ALFREDO MANTOVANO
SOTTOSEGRETARIO DI STATO
MINISTERO DELL'INTERNO

 


Interventi sulla stampa

 

Articolo pubblicato sul qindicinale CORRIERE DEL SUD
(Sezione:  n. 19   Pag   3  )
1 - 30 dicembre 2003

Giuseppe Brienza

 

 

La "Legge Fini-Bossi" sull'immigrazione: un anno dopo

 


(Terza parte)

L'embargo, infatti, impedisce di concedere alla Libia quel tipo di strumenti che hanno costituito oggetto di contrattazione negli accordi bilaterali con altri paesi, quali radar, elicotteri e motovedette, con cui contrastare le partenze. Sarebbe utile un'immediata revoca, anche se parziale, dell'embargo, sulla quale però non sono d'accordo i tedeschi.

Eppure, secondo quanto affermato dallo stesso Mantovano, «le rotte del canale d'Otranto sono praticamente chiuse grazie alla collaborazione con l'Albania, quelle verso la Calabria grazie alla collaborazione con la Turchia e si è ottenuta la chiusura del Canale di Suez alle carrette del mare grazie agli accordi operativi con la polizia egiziana, ma le organizzazioni criminali che gestiscono il traffico di uomini hanno individuato il punto più debole. La Libia subisce infatti forti pressioni interne dal Sud del paese per le migliaia di immigrati che puntano ai porti».

Il dramma dell'immigrazione clandestina sembra invece finito per quanto riguarda l'Albania. Era dal 1991 che l'Italia era invasa a più riprese dall'arrivo sulle coste meridionali del mare Adriatico di migliaia di albanesi. Il problema, oltre che annoso, era reso ancor più grave dalla connessione fra la criminalità organizzata albanese e la criminalità organizzata italiana, con annesso passaggio di stupefacenti, soprattutto marijuana, dalle coltivazioni avviate in Albania al mercato italiano ed europeo.
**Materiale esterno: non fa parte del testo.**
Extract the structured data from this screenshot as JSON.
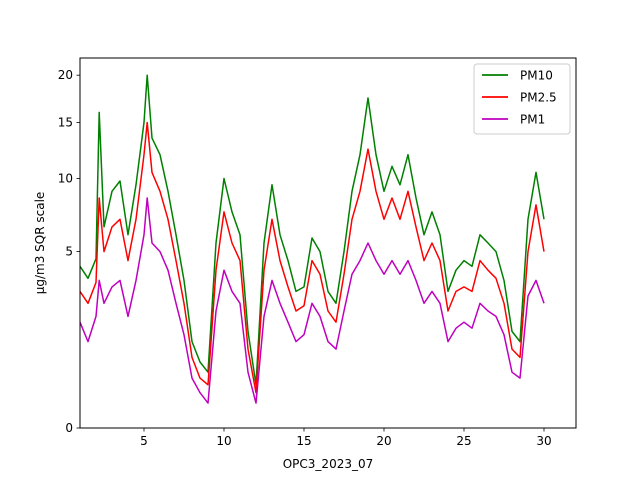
{
  "chart_data": {
    "type": "line",
    "title": "",
    "xlabel": "OPC3_2023_07",
    "ylabel": "µg/m3 SQR scale",
    "xlim": [
      1,
      32
    ],
    "ylim_display_sqrt": [
      0,
      4.69
    ],
    "y_scale": "sqrt",
    "x_ticks": [
      5,
      10,
      15,
      20,
      25,
      30
    ],
    "y_ticks": [
      0,
      5,
      10,
      15,
      20
    ],
    "grid": false,
    "legend_position": "top-right",
    "colors": {
      "PM10": "#008000",
      "PM2.5": "#ff0000",
      "PM1": "#bf00bf"
    },
    "x": [
      1.0,
      1.5,
      2.0,
      2.2,
      2.5,
      3.0,
      3.5,
      4.0,
      4.5,
      5.0,
      5.2,
      5.5,
      6.0,
      6.5,
      7.0,
      7.5,
      8.0,
      8.5,
      9.0,
      9.5,
      10.0,
      10.5,
      11.0,
      11.5,
      12.0,
      12.5,
      13.0,
      13.5,
      14.0,
      14.5,
      15.0,
      15.5,
      16.0,
      16.5,
      17.0,
      17.5,
      18.0,
      18.5,
      19.0,
      19.5,
      20.0,
      20.5,
      21.0,
      21.5,
      22.0,
      22.5,
      23.0,
      23.5,
      24.0,
      24.5,
      25.0,
      25.5,
      26.0,
      26.5,
      27.0,
      27.5,
      28.0,
      28.5,
      29.0,
      29.5,
      30.0
    ],
    "series": [
      {
        "name": "PM10",
        "values": [
          4.2,
          3.6,
          4.6,
          16.0,
          6.5,
          9.0,
          9.8,
          6.0,
          9.5,
          15.0,
          20.0,
          13.5,
          12.0,
          9.0,
          6.0,
          3.5,
          1.2,
          0.7,
          0.5,
          5.5,
          10.0,
          7.5,
          6.0,
          1.5,
          0.3,
          5.5,
          9.5,
          6.0,
          4.5,
          3.0,
          3.2,
          5.8,
          5.0,
          3.0,
          2.5,
          5.0,
          9.0,
          12.0,
          17.5,
          12.0,
          9.0,
          11.0,
          9.5,
          12.0,
          8.5,
          6.0,
          7.5,
          6.0,
          3.0,
          4.0,
          4.5,
          4.2,
          6.0,
          5.5,
          5.0,
          3.5,
          1.5,
          1.2,
          7.0,
          10.5,
          7.0
        ]
      },
      {
        "name": "PM2.5",
        "values": [
          3.0,
          2.5,
          3.4,
          8.5,
          5.0,
          6.5,
          7.0,
          4.5,
          7.0,
          12.0,
          15.0,
          10.5,
          9.0,
          7.0,
          4.5,
          2.5,
          0.8,
          0.4,
          0.3,
          4.0,
          7.5,
          5.5,
          4.5,
          1.0,
          0.2,
          4.0,
          7.0,
          4.5,
          3.2,
          2.2,
          2.4,
          4.5,
          3.8,
          2.2,
          1.8,
          3.8,
          7.0,
          9.0,
          12.5,
          9.0,
          7.0,
          8.5,
          7.0,
          9.0,
          6.5,
          4.5,
          5.5,
          4.5,
          2.2,
          3.0,
          3.2,
          3.0,
          4.5,
          4.0,
          3.6,
          2.5,
          1.0,
          0.8,
          5.0,
          8.0,
          5.0
        ]
      },
      {
        "name": "PM1",
        "values": [
          1.8,
          1.2,
          2.0,
          3.5,
          2.5,
          3.2,
          3.5,
          2.0,
          3.5,
          6.0,
          8.5,
          5.5,
          5.0,
          4.0,
          2.5,
          1.4,
          0.4,
          0.2,
          0.1,
          2.2,
          4.0,
          3.0,
          2.5,
          0.5,
          0.1,
          2.0,
          3.5,
          2.5,
          1.8,
          1.2,
          1.4,
          2.5,
          2.0,
          1.2,
          1.0,
          2.2,
          3.8,
          4.5,
          5.5,
          4.5,
          3.8,
          4.5,
          3.8,
          4.5,
          3.5,
          2.5,
          3.0,
          2.5,
          1.2,
          1.6,
          1.8,
          1.6,
          2.5,
          2.2,
          2.0,
          1.4,
          0.5,
          0.4,
          2.8,
          3.5,
          2.5
        ]
      }
    ]
  }
}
Dalla metà del 2002, però, dal "porto dei pirati" di Valona, gli scafisti sono scomparsi e non partono più gommoni. Questi si sono in parte spostati a più a sud, lungo le coste greche, dove i controlli si stanno rivelando molto più vulnerabili di quelli assicurati dalle pur sgangherate forze di polizia albanesi. Il problema è stato comunque drasticamente ridimensionato. Gli accordi di cooperazione e riammissione si mostrano pertanto una strada indispensabile. Nel novembre 2002 l'Italia ha ospitato un vertice dei Paesi aderenti all' "iniziativa Adriatica-Ionica" (che coinvolge Italia, Bosnia, Croazia, Jugoslavia, Albania, Grecia e Slovenia), i quali hanno sottoscritto un "Piano d'azione" per contrastare i trafficanti di esseri umani. Tra gli strumenti previsti, le pattuglie miste (composte da poliziotti di due Stati) per controllare coste e frontiere, e una rigorosa attuazione degli accordi di riammissione, anche nei Paesi terzi, dei clandestini espulsi.
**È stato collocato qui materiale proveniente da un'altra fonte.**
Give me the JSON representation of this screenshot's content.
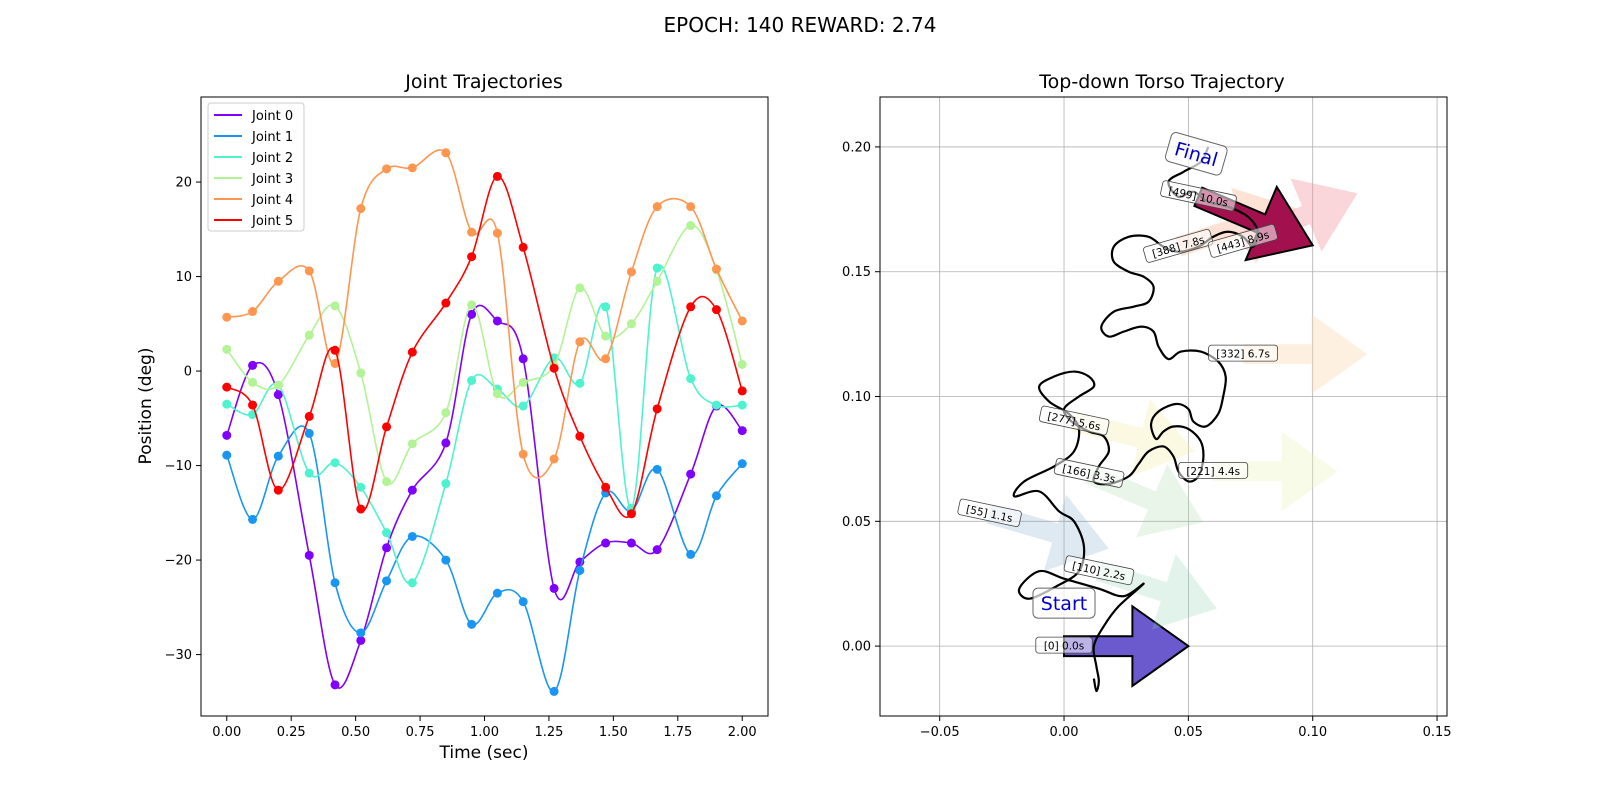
{
  "suptitle": "EPOCH: 140 REWARD:   2.74",
  "chart_data": [
    {
      "type": "line",
      "title": "Joint Trajectories",
      "xlabel": "Time (sec)",
      "ylabel": "Position (deg)",
      "xlim": [
        -0.1,
        2.1
      ],
      "ylim": [
        -36.5,
        29
      ],
      "xticks": [
        "0.00",
        "0.25",
        "0.50",
        "0.75",
        "1.00",
        "1.25",
        "1.50",
        "1.75",
        "2.00"
      ],
      "yticks": [
        "−30",
        "−20",
        "−10",
        "0",
        "10",
        "20"
      ],
      "grid": false,
      "legend": "top-left",
      "markers_x": [
        0.0,
        0.1,
        0.2,
        0.32,
        0.42,
        0.52,
        0.62,
        0.72,
        0.85,
        0.95,
        1.05,
        1.15,
        1.27,
        1.37,
        1.47,
        1.57,
        1.67,
        1.8,
        1.9,
        2.0
      ],
      "series": [
        {
          "name": "Joint 0",
          "color": "#7f00ff",
          "values": [
            -6.8,
            0.6,
            -2.5,
            -19.5,
            -33.2,
            -28.5,
            -18.7,
            -12.6,
            -7.6,
            6.0,
            5.3,
            1.3,
            -23.0,
            -20.2,
            -18.2,
            -18.2,
            -18.9,
            -10.9,
            -3.7,
            -6.3
          ]
        },
        {
          "name": "Joint 1",
          "color": "#1996f3",
          "values": [
            -8.9,
            -15.7,
            -9.0,
            -6.6,
            -22.4,
            -27.7,
            -22.2,
            -17.5,
            -20.0,
            -26.8,
            -23.5,
            -24.4,
            -33.9,
            -21.1,
            -12.9,
            -14.8,
            -10.4,
            -19.4,
            -13.2,
            -9.8
          ]
        },
        {
          "name": "Joint 2",
          "color": "#4df3ce",
          "values": [
            -3.5,
            -4.6,
            -1.5,
            -10.8,
            -9.7,
            -12.3,
            -17.1,
            -22.4,
            -11.9,
            -1.0,
            -1.9,
            -3.7,
            1.4,
            -1.3,
            6.8,
            -14.5,
            10.9,
            -0.8,
            -3.6,
            -3.6
          ]
        },
        {
          "name": "Joint 3",
          "color": "#b2f396",
          "values": [
            2.3,
            -1.2,
            -1.5,
            3.8,
            6.9,
            -0.2,
            -11.7,
            -7.7,
            -4.4,
            7.0,
            -2.4,
            -1.2,
            0.6,
            8.8,
            3.7,
            5.0,
            9.5,
            15.4,
            10.7,
            0.7
          ]
        },
        {
          "name": "Joint 4",
          "color": "#ff964f",
          "values": [
            5.7,
            6.3,
            9.5,
            10.6,
            0.8,
            17.2,
            21.4,
            21.5,
            23.1,
            14.7,
            14.6,
            -8.8,
            -9.3,
            3.1,
            1.3,
            10.5,
            17.4,
            17.4,
            10.8,
            5.3
          ]
        },
        {
          "name": "Joint 5",
          "color": "#ff0000",
          "values": [
            -1.7,
            -3.6,
            -12.6,
            -4.8,
            2.2,
            -14.6,
            -5.9,
            2.0,
            7.2,
            12.1,
            20.6,
            13.1,
            0.3,
            -6.9,
            -12.3,
            -15.1,
            -4.0,
            6.8,
            6.5,
            -2.1
          ]
        }
      ]
    },
    {
      "type": "scatter",
      "title": "Top-down Torso Trajectory",
      "xlim": [
        -0.074,
        0.154
      ],
      "ylim": [
        -0.028,
        0.22
      ],
      "xticks": [
        "−0.05",
        "0.00",
        "0.05",
        "0.10",
        "0.15"
      ],
      "yticks": [
        "0.00",
        "0.05",
        "0.10",
        "0.15",
        "0.20"
      ],
      "grid": true,
      "start_label": "Start",
      "final_label": "Final",
      "path_xy": [
        [
          0.012,
          -0.013
        ],
        [
          0.013,
          -0.018
        ],
        [
          0.014,
          -0.014
        ],
        [
          0.013,
          -0.008
        ],
        [
          0.012,
          0.0
        ],
        [
          0.016,
          0.008
        ],
        [
          0.022,
          0.016
        ],
        [
          0.032,
          0.025
        ],
        [
          0.024,
          0.02
        ],
        [
          0.014,
          0.023
        ],
        [
          0.0,
          0.027
        ],
        [
          -0.01,
          0.03
        ],
        [
          -0.018,
          0.023
        ],
        [
          -0.014,
          0.019
        ],
        [
          -0.003,
          0.024
        ],
        [
          0.006,
          0.03
        ],
        [
          0.008,
          0.04
        ],
        [
          0.004,
          0.05
        ],
        [
          -0.002,
          0.054
        ],
        [
          -0.01,
          0.062
        ],
        [
          -0.02,
          0.06
        ],
        [
          -0.016,
          0.066
        ],
        [
          -0.004,
          0.072
        ],
        [
          0.004,
          0.078
        ],
        [
          0.006,
          0.087
        ],
        [
          0.002,
          0.093
        ],
        [
          -0.006,
          0.098
        ],
        [
          -0.01,
          0.104
        ],
        [
          -0.004,
          0.108
        ],
        [
          0.004,
          0.11
        ],
        [
          0.01,
          0.108
        ],
        [
          0.012,
          0.104
        ],
        [
          0.006,
          0.1
        ],
        [
          0.0,
          0.095
        ],
        [
          0.003,
          0.09
        ],
        [
          0.01,
          0.086
        ],
        [
          0.016,
          0.084
        ],
        [
          0.018,
          0.078
        ],
        [
          0.014,
          0.072
        ],
        [
          0.012,
          0.066
        ],
        [
          0.018,
          0.065
        ],
        [
          0.026,
          0.068
        ],
        [
          0.03,
          0.073
        ],
        [
          0.034,
          0.078
        ],
        [
          0.04,
          0.08
        ],
        [
          0.044,
          0.076
        ],
        [
          0.046,
          0.07
        ],
        [
          0.05,
          0.066
        ],
        [
          0.054,
          0.068
        ],
        [
          0.056,
          0.075
        ],
        [
          0.055,
          0.082
        ],
        [
          0.05,
          0.087
        ],
        [
          0.044,
          0.088
        ],
        [
          0.04,
          0.086
        ],
        [
          0.037,
          0.083
        ],
        [
          0.035,
          0.089
        ],
        [
          0.038,
          0.094
        ],
        [
          0.045,
          0.097
        ],
        [
          0.05,
          0.095
        ],
        [
          0.052,
          0.09
        ],
        [
          0.057,
          0.088
        ],
        [
          0.062,
          0.093
        ],
        [
          0.064,
          0.1
        ],
        [
          0.065,
          0.108
        ],
        [
          0.062,
          0.114
        ],
        [
          0.055,
          0.118
        ],
        [
          0.047,
          0.118
        ],
        [
          0.042,
          0.115
        ],
        [
          0.038,
          0.12
        ],
        [
          0.036,
          0.126
        ],
        [
          0.031,
          0.128
        ],
        [
          0.024,
          0.126
        ],
        [
          0.018,
          0.124
        ],
        [
          0.015,
          0.128
        ],
        [
          0.02,
          0.134
        ],
        [
          0.028,
          0.136
        ],
        [
          0.034,
          0.138
        ],
        [
          0.036,
          0.144
        ],
        [
          0.032,
          0.148
        ],
        [
          0.026,
          0.15
        ],
        [
          0.02,
          0.154
        ],
        [
          0.02,
          0.16
        ],
        [
          0.026,
          0.164
        ],
        [
          0.034,
          0.164
        ],
        [
          0.04,
          0.16
        ],
        [
          0.046,
          0.158
        ],
        [
          0.054,
          0.16
        ],
        [
          0.06,
          0.164
        ],
        [
          0.066,
          0.166
        ],
        [
          0.072,
          0.164
        ],
        [
          0.076,
          0.16
        ],
        [
          0.078,
          0.166
        ],
        [
          0.074,
          0.172
        ],
        [
          0.066,
          0.176
        ],
        [
          0.058,
          0.178
        ],
        [
          0.052,
          0.182
        ],
        [
          0.046,
          0.18
        ],
        [
          0.042,
          0.186
        ],
        [
          0.048,
          0.19
        ],
        [
          0.055,
          0.194
        ],
        [
          0.058,
          0.2
        ]
      ],
      "waypoints": [
        {
          "label": "[0] 0.0s",
          "x": 0.0,
          "y": 0.0,
          "color": "#6a5acd",
          "opacity": 1.0,
          "dir": [
            1,
            0
          ]
        },
        {
          "label": "[55] 1.1s",
          "x": -0.03,
          "y": 0.053,
          "color": "#7fa7c9",
          "opacity": 0.25,
          "dir": [
            0.96,
            -0.28
          ]
        },
        {
          "label": "[110] 2.2s",
          "x": 0.014,
          "y": 0.03,
          "color": "#8ad1b4",
          "opacity": 0.25,
          "dir": [
            0.95,
            -0.3
          ]
        },
        {
          "label": "[166] 3.3s",
          "x": 0.01,
          "y": 0.069,
          "color": "#a8d8a8",
          "opacity": 0.25,
          "dir": [
            0.92,
            -0.39
          ]
        },
        {
          "label": "[221] 4.4s",
          "x": 0.06,
          "y": 0.07,
          "color": "#e6f2b0",
          "opacity": 0.3,
          "dir": [
            1,
            0
          ]
        },
        {
          "label": "[277] 5.6s",
          "x": 0.004,
          "y": 0.09,
          "color": "#f3eaa0",
          "opacity": 0.3,
          "dir": [
            0.97,
            -0.24
          ]
        },
        {
          "label": "[332] 6.7s",
          "x": 0.072,
          "y": 0.117,
          "color": "#f9d4a8",
          "opacity": 0.35,
          "dir": [
            1,
            0
          ]
        },
        {
          "label": "[388] 7.8s",
          "x": 0.046,
          "y": 0.16,
          "color": "#f7b088",
          "opacity": 0.35,
          "dir": [
            0.95,
            0.31
          ]
        },
        {
          "label": "[443] 8.9s",
          "x": 0.072,
          "y": 0.162,
          "color": "#f08a98",
          "opacity": 0.35,
          "dir": [
            0.92,
            0.39
          ]
        },
        {
          "label": "[499] 10.0s",
          "x": 0.054,
          "y": 0.18,
          "color": "#a3104e",
          "opacity": 1.0,
          "dir": [
            0.92,
            -0.39
          ]
        }
      ]
    }
  ]
}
Gli accordi bilaterali andrebbero inoltre tutti riprodotti a livello europeo, perché avere come partner non l'Italia o la Germania come singole nazioni ma l'U.E. nel suo insieme, avrebbe un senso incomparabilmente diverso, vincolando così in modo ancora più stringente il paese extracomunitario con il quale è necessario collaborare. Anche la questione delle "quote d'ingresso" degli immigrati dovrebbe quindi essere affrontata e stabilita su base europea.

Gli accordi di riammissione firmati sinora dal governo Berlusconi sono ben sei, ed ha un ben dire l'opposizione che il precedente governo del centro-sinistra n'aveva firmati una ventina, perché questi, in gran parte, erano rimasti poco o niente applicati.

Il 13 settembre scorso, in più, un altro risultato della positiva via della collaborazione fra Paesi "di uscita" e "di approdo" dell'immigrazione è stato raggiunto. Il ministro della giustizia Castelli ha infatti firmato, con il suo omologo rumeno, un accordo in base al quale i cittadini romeni immigrati condannati in Italia sconteranno la pena nel loro Paese d'origine. Si tratta dello stesso tipo di trattato firmato con l'Albania nell'aprile 2002.

Sembra quindi finalmente non lontano, potremmo dire a conclusione di questa nostra sintetica rassegna, il tempo in cui non vi saranno per gli extracomunitari che vogliano venire in Italia altre vie che quelle regolari. L'applicazione d'ogni principio d'accoglienza ed ospitalità, del resto, non dovrebbe mai trascurare la "reciprocità". Nel senso che, nonostante quanto vorrebbero certi demagoghi: non si entra sfondando la porta!